I've seen libraries that add a size_t type as an alias to int on certain systems. Rust gets it right here.

orangepurple · on Nov 6, 2022

Seeing the new erroneous assumption being made in this post reminded me of Linus Torvalds' rant about C++ http://harmful.cat-v.org/software/c++/linus

pclmulqdq · on Nov 6, 2022

For most practical purposes, an int64 index can include a universe of negative return codes with no loss of functionality.

The problems here are about using integers that are too narrow and not properly doing arithmetic to prevent overflow from impacting the result.

dataflow · on Nov 6, 2022

> For most practical purposes, an int64 index can include a universe of negative return codes with no loss of functionality.

Isn't this article a counterexample to that? Where using signed instead of unsigned actually does result in a loss of functionality?

pclmulqdq · on Nov 6, 2022

No. This article explicitly mentions the "int" type, which in C, C++, and Java is 32 bits long. 32-bit ints are not large enough for this purpose: they can only index 2 billion items directly (which will overflow a lot given that a standard server now has 256-512 GB of RAM), and this average calculation hits problems at around 1 billion items. Overflows on 64-bit ints (when used to store 63-bit unsigned numbers) are not going to happen for a very long time.

dataflow · on Nov 6, 2022

Wasn't Array.length 32-bit on Java when the article was written? In fact, isn't it 32-bit even now?

Moreover I don't see how you deny that using signed would lose functionality in this case—it's pretty undeniable that it gives the wrong answer in cases where unsigned would give the correct answer; the code is right in the article and you can test it out. This is true irrespective of any other cases that neither might handle correctly (assuming you believe any exist, but see my previous paragraph).

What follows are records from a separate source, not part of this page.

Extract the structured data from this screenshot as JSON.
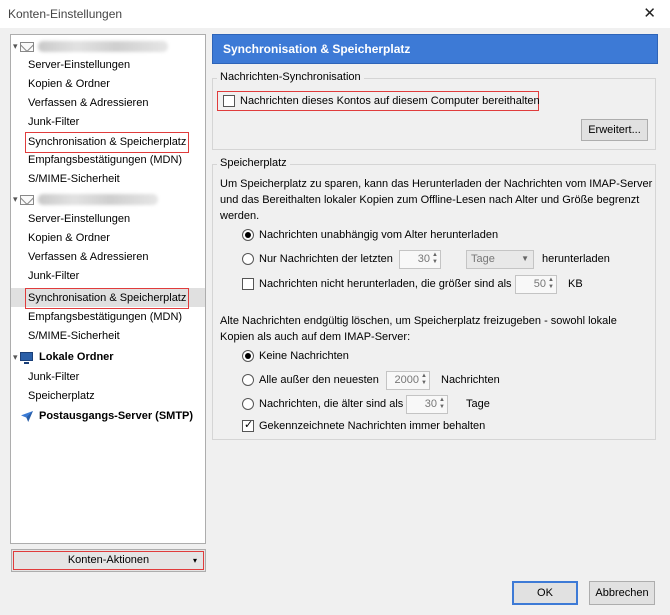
{
  "window": {
    "title": "Konten-Einstellungen",
    "close_glyph": "✕"
  },
  "tree": {
    "account1": {
      "items": [
        "Server-Einstellungen",
        "Kopien & Ordner",
        "Verfassen & Adressieren",
        "Junk-Filter",
        "Synchronisation & Speicherplatz",
        "Empfangsbestätigungen (MDN)",
        "S/MIME-Sicherheit"
      ]
    },
    "account2": {
      "items": [
        "Server-Einstellungen",
        "Kopien & Ordner",
        "Verfassen & Adressieren",
        "Junk-Filter",
        "Synchronisation & Speicherplatz",
        "Empfangsbestätigungen (MDN)",
        "S/MIME-Sicherheit"
      ]
    },
    "local": {
      "label": "Lokale Ordner",
      "items": [
        "Junk-Filter",
        "Speicherplatz"
      ]
    },
    "smtp": {
      "label": "Postausgangs-Server (SMTP)"
    }
  },
  "account_actions": {
    "label": "Konten-Aktionen",
    "arrow": "▾"
  },
  "panel": {
    "header": "Synchronisation & Speicherplatz",
    "sync": {
      "legend": "Nachrichten-Synchronisation",
      "keep_local": {
        "label": "Nachrichten dieses Kontos auf diesem Computer bereithalten",
        "checked": false
      },
      "advanced_button": "Erweitert..."
    },
    "storage": {
      "legend": "Speicherplatz",
      "description": "Um Speicherplatz zu sparen, kann das Herunterladen der Nachrichten vom IMAP-Server und das Bereithalten lokaler Kopien zum Offline-Lesen nach Alter und Größe begrenzt werden.",
      "download_all": {
        "label": "Nachrichten unabhängig vom Alter herunterladen",
        "selected": true
      },
      "download_last": {
        "label": "Nur Nachrichten der letzten",
        "value": "30",
        "unit": "Tage",
        "suffix": "herunterladen",
        "selected": false
      },
      "size_limit": {
        "label": "Nachrichten nicht herunterladen, die größer sind als",
        "value": "50",
        "unit": "KB",
        "checked": false
      },
      "delete_description": "Alte Nachrichten endgültig löschen, um Speicherplatz freizugeben - sowohl lokale Kopien als auch auf dem IMAP-Server:",
      "delete_none": {
        "label": "Keine Nachrichten",
        "selected": true
      },
      "delete_all_but": {
        "label": "Alle außer den neuesten",
        "value": "2000",
        "suffix": "Nachrichten",
        "selected": false
      },
      "delete_older": {
        "label": "Nachrichten, die älter sind als",
        "value": "30",
        "suffix": "Tage",
        "selected": false
      },
      "keep_flagged": {
        "label": "Gekennzeichnete Nachrichten immer behalten",
        "checked": true
      }
    }
  },
  "buttons": {
    "ok": "OK",
    "cancel": "Abbrechen"
  },
  "colors": {
    "header_bg": "#3d7ad6",
    "highlight_border": "#e03c3c"
  }
}
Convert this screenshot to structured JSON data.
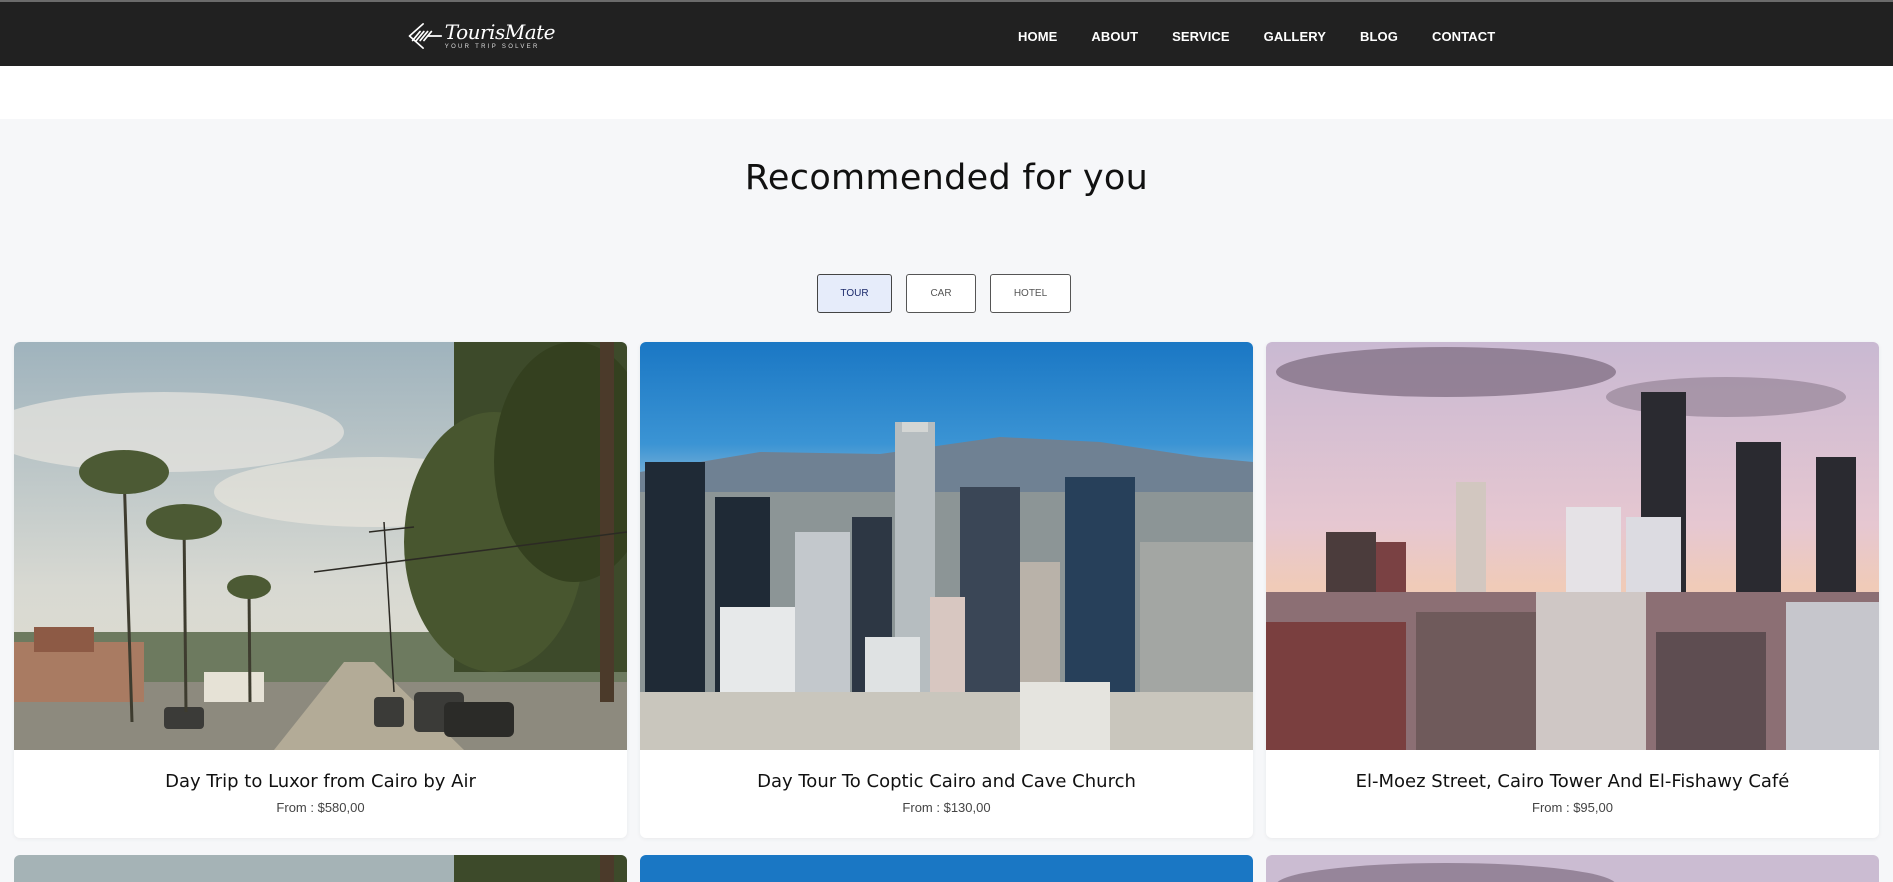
{
  "header": {
    "logo_name": "TourisMate",
    "logo_tagline": "YOUR TRIP SOLVER",
    "nav": [
      "HOME",
      "ABOUT",
      "SERVICE",
      "GALLERY",
      "BLOG",
      "CONTACT"
    ]
  },
  "section": {
    "title": "Recommended for you",
    "filters": [
      "TOUR",
      "CAR",
      "HOTEL"
    ],
    "active_filter": "TOUR"
  },
  "cards": [
    {
      "title": "Day Trip to Luxor from Cairo by Air",
      "price": "From : $580,00",
      "image": "palm-street-photo"
    },
    {
      "title": "Day Tour To Coptic Cairo and Cave Church",
      "price": "From : $130,00",
      "image": "downtown-skyline-photo"
    },
    {
      "title": "El-Moez Street, Cairo Tower And El-Fishawy Café",
      "price": "From : $95,00",
      "image": "dusk-skyline-photo"
    }
  ],
  "colors": {
    "header_bg": "#212121",
    "page_bg": "#f6f7f9",
    "active_filter_bg": "#e6ecfa"
  }
}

pclmulqdq · on Nov 6, 2022

I didn't say that a signed int would be fine. I said that a signed 64-bit int would be fine.

Moreover, it is trivial to convert from a 32-bit signed or unsigned type to a 64-bit int, so you are not constrained by the size type of Java.

leni536 · on Nov 6, 2022

The naive (x+y)/2 returns the wrong number for x=UINT_MAX and y=UINT_MAX, for a trivial counter example.

lamp987 · on Nov 6, 2022

"Because, whenever you're talking indices, you should ALWAYS use unsigned int."

sounds like a lot of your code is in fact broken...

dataflow · on Nov 6, 2022

I think it'd be nice if you give some examples of how using unsigned integers for indices breaks code in cases where signed integers don't, because otherwise your comment is very unilluminating.

lamp987 · on Nov 19, 2022

you need to google why size_t exists. size_t guarantees you to be able to represent any array index. unsigned int can be arbitrarily tiny and a bigger loop may cause unsigned overflow during your loop on some architectures. in other words, your code would be broken. size_t will make it work correctly everywhere. it is the correct way of representing array indices.

fulafel · on Nov 6, 2022

C & C++ allow exceptions on signed integer overflow.